Reimagining the Wealth Advisor Experience

Role & Team

Team: Lead Experience Designer/Strategist, Junior Designer/Strategist
Role: Experience Designer/Strategist
Project Duration: 12 weeks
Tools & Methodologies: Contextual inquiry, co-creation, research insights & experience principles, experience map, directional wireframes

Challenge

Wealth Advisors had to navigate clunky systems and dated processes to serve their clients. As a result, advisors were inefficiently performing tasks, not capturing important info in central places, not able to best utilize specialty advisors and other coworkers in larger processes, and overall leading to a fractured view of a client’s finances that impacts customer perception.

Our goal was to streamline systems to provide advisors with seamless access to client information, reducing redundancies, and enabling effective team collaboration. As our stakeholders implemented a third-party software, they wanted to know how they could empower advisors to enable a more ideal client experience given the new tool—while laying groundwork for a future state experience.

Research Approach

We employed a mixed-methods research approach, including:

Stakeholder Workshops

We hosted a session with technology stakeholders across 11 products to assess current capabilities, pain points, and system interdependencies. These workshops included hands-on activities that helped establish data flow directions and identify opportunities for system consolidation.

Contextual Inquiry

Our team shadowed 14 wealth advisors across three geographic markets to observe their daily workflows, motivations, and system usage. This approach enabled us to uncover inefficiencies, identify workarounds, and better understand the nuanced needs of different advisor roles.

Synthesis & Modeling

We synthesized our research into three models to illustrate advisor relationships and workflows—

  • Sequence Model: Visualized inconsistencies in how advisors performed similar tasks, such as preparing for client meetings. Across all 14 interviewees, we found that no two advisors performed the same sequence of tasks to accomplish the same larger task. For instance, the seemingly simple action of preparing ahead of a client meeting saw alarming discrepancies of systems accessed, tools used, and process lengths—and a lot of advisor frustration.

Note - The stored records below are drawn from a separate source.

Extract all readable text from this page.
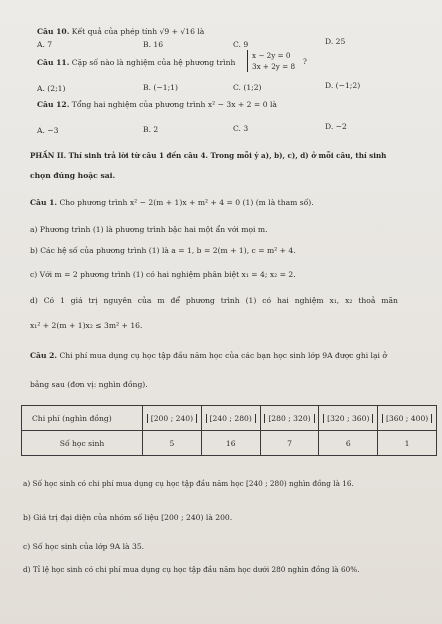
Câu 10. Kết quả của phép tính √9 + √16 là
A. 7	B. 16	C. 9	D. 25
Câu 11. Cặp số nào là nghiệm của hệ phương trình
x − 2y = 0
3x + 2y = 8
?
A. (2;1)	B. (−1;1)	C. (1;2)	D. (−1;2)
Câu 12. Tổng hai nghiệm của phương trình x² − 3x + 2 = 0 là
A. −3	B. 2	C. 3	D. −2
PHẦN II. Thí sinh trả lời từ câu 1 đến câu 4. Trong mỗi ý a), b), c), d) ở mỗi câu, thí sinh
chọn đúng hoặc sai.
Câu 1. Cho phương trình x² − 2(m + 1)x + m² + 4 = 0 (1) (m là tham số).
a) Phương trình (1) là phương trình bậc hai một ẩn với mọi m.
b) Các hệ số của phương trình (1) là a = 1, b = 2(m + 1), c = m² + 4.
c) Với m = 2 phương trình (1) có hai nghiệm phân biệt x₁ = 4; x₂ = 2.
d) Có 1 giá trị nguyên của m để phương trình (1) có hai nghiệm x₁, x₂ thoả mãn
x₁² + 2(m + 1)x₂ ≤ 3m² + 16.
Câu 2. Chi phí mua dụng cụ học tập đầu năm học của các bạn học sinh lớp 9A được ghi lại ở
bảng sau (đơn vị: nghìn đồng).
Chi phí (nghìn đồng)	[200 ; 240)	[240 ; 280)	[280 ; 320)	[320 ; 360)	[360 ; 400)
Số học sinh	5	16	7	6	1
a) Số học sinh có chi phí mua dụng cụ học tập đầu năm học [240 ; 280) nghìn đồng là 16.
b) Giá trị đại diện của nhóm số liệu [200 ; 240) là 200.
c) Số học sinh của lớp 9A là 35.
d) Tỉ lệ học sinh có chi phí mua dụng cụ học tập đầu năm học dưới 280 nghìn đồng là 60%.
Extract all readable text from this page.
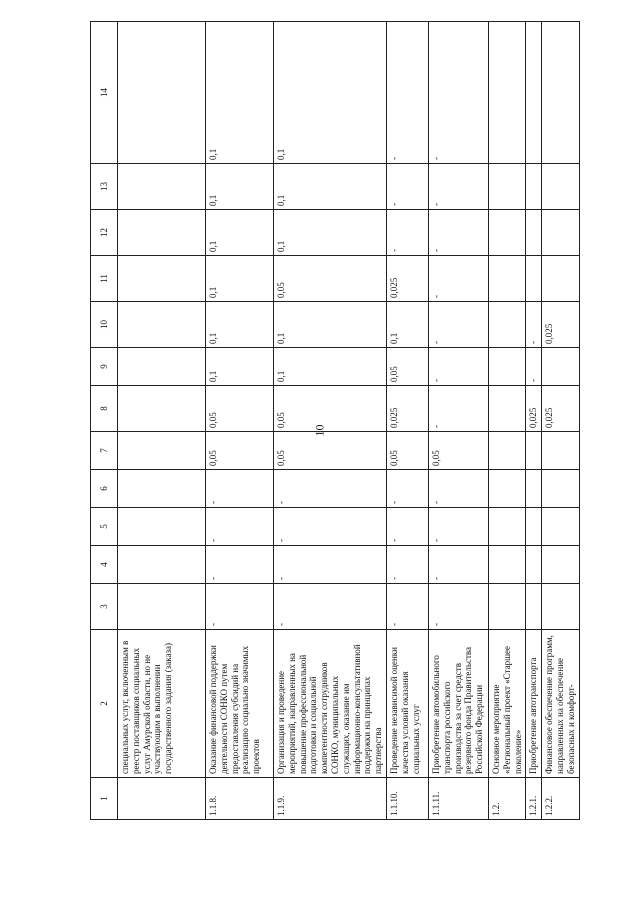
10
1	2	3	4	5	6	7	8	9	10	11	12	13	14
	специальных услуг, включенным в реестр поставщиков социальных услуг Амурской области, но не участвующим в выполнении государственного задания (заказа)												
1.1.8.	Оказание финансовой поддержки деятельности СОНКО путем предоставления субсидий на реализацию социально значимых проектов	-	-	-	-	0,05	0,05	0,1	0,1	0,1	0,1	0,1	0,1
1.1.9.	Организация и проведение мероприятий, направленных на повышение профессиональной подготовки и социальной компетентности сотрудников СОНКО, муниципальных служащих, оказание им информационно-консультативной поддержки на принципах партнерства	-	-	-	-	0,05	0,05	0,1	0,1	0,05	0,1	0,1	0,1
1.1.10.	Проведение независимой оценки качества условий оказания социальных услуг	-	-	-	-	0,05	0,025	0,05	0,1	0,025	-	-	-
1.1.11.	Приобретение автомобильного транспорта российского производства за счет средств резервного фонда Правительства Российской Федерации	-	-	-	-	0,05	-	-	-	-	-	-	-
1.2.	Основное мероприятие «Региональный проект «Старшее поколение»												
1.2.1.	Приобретение автотранспорта						0,025	-	-				
1.2.2.	Финансовое обеспечение программ, направленных на обеспечение безопасных и комфорт-						0,025		0,025				
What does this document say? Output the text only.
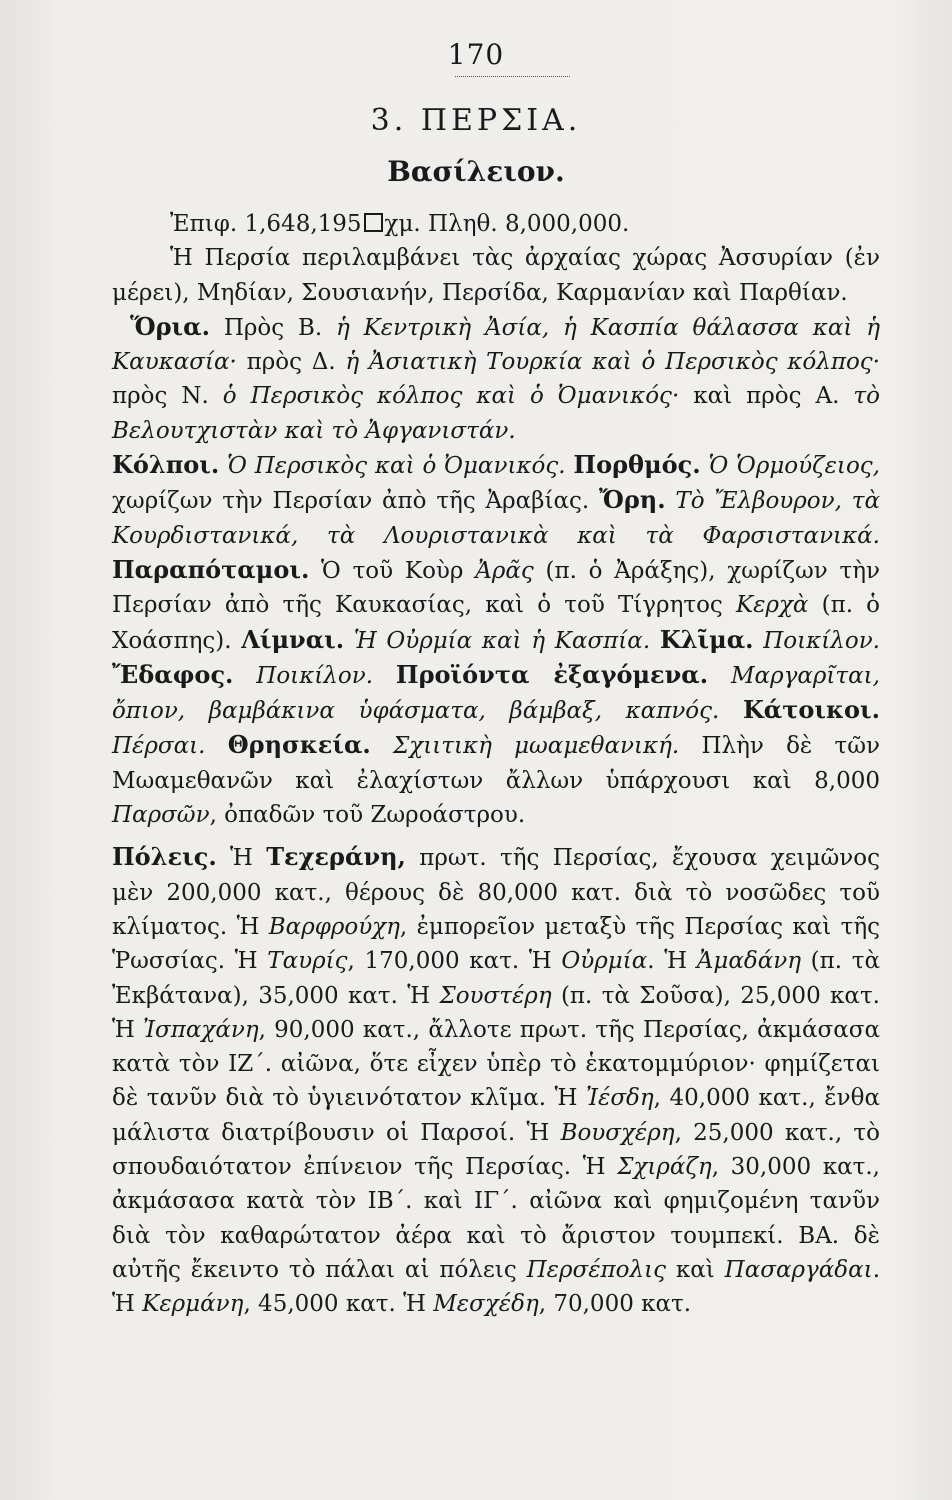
170
3. ΠΕΡΣΙΑ.
Βασίλειον.

Ἐπιφ. 1,648,195 χμ. Πληθ. 8,000,000.

Ἡ Περσία περιλαμβάνει τὰς ἀρχαίας χώρας Ἀσσυρίαν (ἐν μέρει), Μηδίαν, Σουσιανήν, Περσίδα, Καρμανίαν καὶ Παρθίαν.

Ὅρια. Πρὸς Β. ἡ Κεντρικὴ Ἀσία, ἡ Κασπία θάλασσα καὶ ἡ Καυκασία· πρὸς Δ. ἡ Ἀσιατικὴ Τουρκία καὶ ὁ Περσικὸς κόλπος· πρὸς Ν. ὁ Περσικὸς κόλπος καὶ ὁ Ὀμανικός· καὶ πρὸς Α. τὸ Βελουτχιστὰν καὶ τὸ Ἀφγανιστάν.

Κόλποι. Ὁ Περσικὸς καὶ ὁ Ὀμανικός. Πορθμός. Ὁ Ὁρμούζειος, χωρίζων τὴν Περσίαν ἀπὸ τῆς Ἀραβίας. Ὄρη. Τὸ Ἔλβουρον, τὰ Κουρδιστανικά, τὰ Λουριστανικὰ καὶ τὰ Φαρσιστανικά. Παραπόταμοι. Ὁ τοῦ Κοὺρ Ἀρᾶς (π. ὁ Ἀράξης), χωρίζων τὴν Περσίαν ἀπὸ τῆς Καυκασίας, καὶ ὁ τοῦ Τίγρητος Κερχὰ (π. ὁ Χοάσπης). Λίμναι. Ἡ Οὐρμία καὶ ἡ Κασπία. Κλῖμα. Ποικίλον. Ἔδαφος. Ποικίλον. Προϊόντα ἐξαγόμενα. Μαργαρῖται, ὄπιον, βαμβάκινα ὑφάσματα, βάμβαξ, καπνός. Κάτοικοι. Πέρσαι. Θρησκεία. Σχιιτικὴ μωαμεθανική. Πλὴν δὲ τῶν Μωαμεθανῶν καὶ ἐλαχίστων ἄλλων ὑπάρχουσι καὶ 8,000 Παρσῶν, ὀπαδῶν τοῦ Ζωροάστρου.

Πόλεις. Ἡ Τεχεράνη, πρωτ. τῆς Περσίας, ἔχουσα χειμῶνος μὲν 200,000 κατ., θέρους δὲ 80,000 κατ. διὰ τὸ νοσῶδες τοῦ κλίματος. Ἡ Βαρφρούχη, ἐμπορεῖον μεταξὺ τῆς Περσίας καὶ τῆς Ῥωσσίας. Ἡ Ταυρίς, 170,000 κατ. Ἡ Οὐρμία. Ἡ Ἀμαδάνη (π. τὰ Ἐκβάτανα), 35,000 κατ. Ἡ Σουστέρη (π. τὰ Σοῦσα), 25,000 κατ. Ἡ Ἰσπαχάνη, 90,000 κατ., ἄλλοτε πρωτ. τῆς Περσίας, ἀκμάσασα κατὰ τὸν ΙΖ΄. αἰῶνα, ὅτε εἶχεν ὑπὲρ τὸ ἑκατομμύριον· φημίζεται δὲ τανῦν διὰ τὸ ὑγιεινότατον κλῖμα. Ἡ Ἰέσδη, 40,000 κατ., ἔνθα μάλιστα διατρίβουσιν οἱ Παρσοί. Ἡ Βουσχέρη, 25,000 κατ., τὸ σπουδαιότατον ἐπίνειον τῆς Περσίας. Ἡ Σχιράζη, 30,000 κατ., ἀκμάσασα κατὰ τὸν ΙΒ΄. καὶ ΙΓ΄. αἰῶνα καὶ φημιζομένη τανῦν διὰ τὸν καθαρώτατον ἀέρα καὶ τὸ ἄριστον τουμπεκί. ΒΑ. δὲ αὐτῆς ἔκειντο τὸ πάλαι αἱ πόλεις Περσέπολις καὶ Πασαργάδαι. Ἡ Κερμάνη, 45,000 κατ. Ἡ Μεσχέδη, 70,000 κατ.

  • Identity Model: Identified core advisor archetypes based on their motivations and client engagement styles. Though wealth advisors serve one of five roles on a larger advisor team, we found common ground when it came to what drove advisors in their client work, though they differed in what they were hoping to accomplish and how they wanted to be perceived as a wealth advisor.

  • Collaboration Model: Mapped how advisors interacted within their teams, distinguishing between "on-stage" (client-facing) and "behind-the-scenes" (internal) collaboration and dynamics.

Co-Creation

With a firmer grasp of the advisor’s ecosystem of systems, we co-designed storyboards alongside advisors to test initial concepts. Working alongside advisors helped us to craft the vision of the ideal wealth management experience for their needs as both a cohesive team and as an individual, specialized advisor. 

Key Insights & Deliverables

Our research culminated in:

  • Models & Experience Map: The models representing various advisor archetypes, group dynamics, and workflows helped aggregate key insights for the product team in an actionable way without needing to read the entire research notes. The experience map provided a holistic view of the advisor journey, emphasizing critical pain points and moments of opportunity.

  • Experience Principles & Insights: These artifacts served as a north star for the project team, ensuring that all decisions—from product strategy to development—remained human-centered. While the primary intent was to inform the digital product design, we found that many of the research findings could be applied to the design of the advisor-client interactions overall, as well as inform team structure and advisor development.

  • Directional Wireframes: We developed medium-fidelity wireframes that illustrated how a unified advisor experience could look, with detailed annotations explaining design decisions. These wireframes provided guidance for the development team on ways to integrate, connect, and prioritize features aligned with our research insights as they brought the platform further into the design and build stages.

Reflection

This project reinforced the importance of human-centered research in shaping digital experiences—even those that were envisioned as third-party builds. Our research created a foundation of wealth advisor research insights that could be drawn upon as the company continued to evolve the advisor ecosystem—both digital and non-digital experiences and interactions. We were able to give voice to research insights in a way that could be readily used by the implementation team, without having to spend hours understanding a complex trove of notes.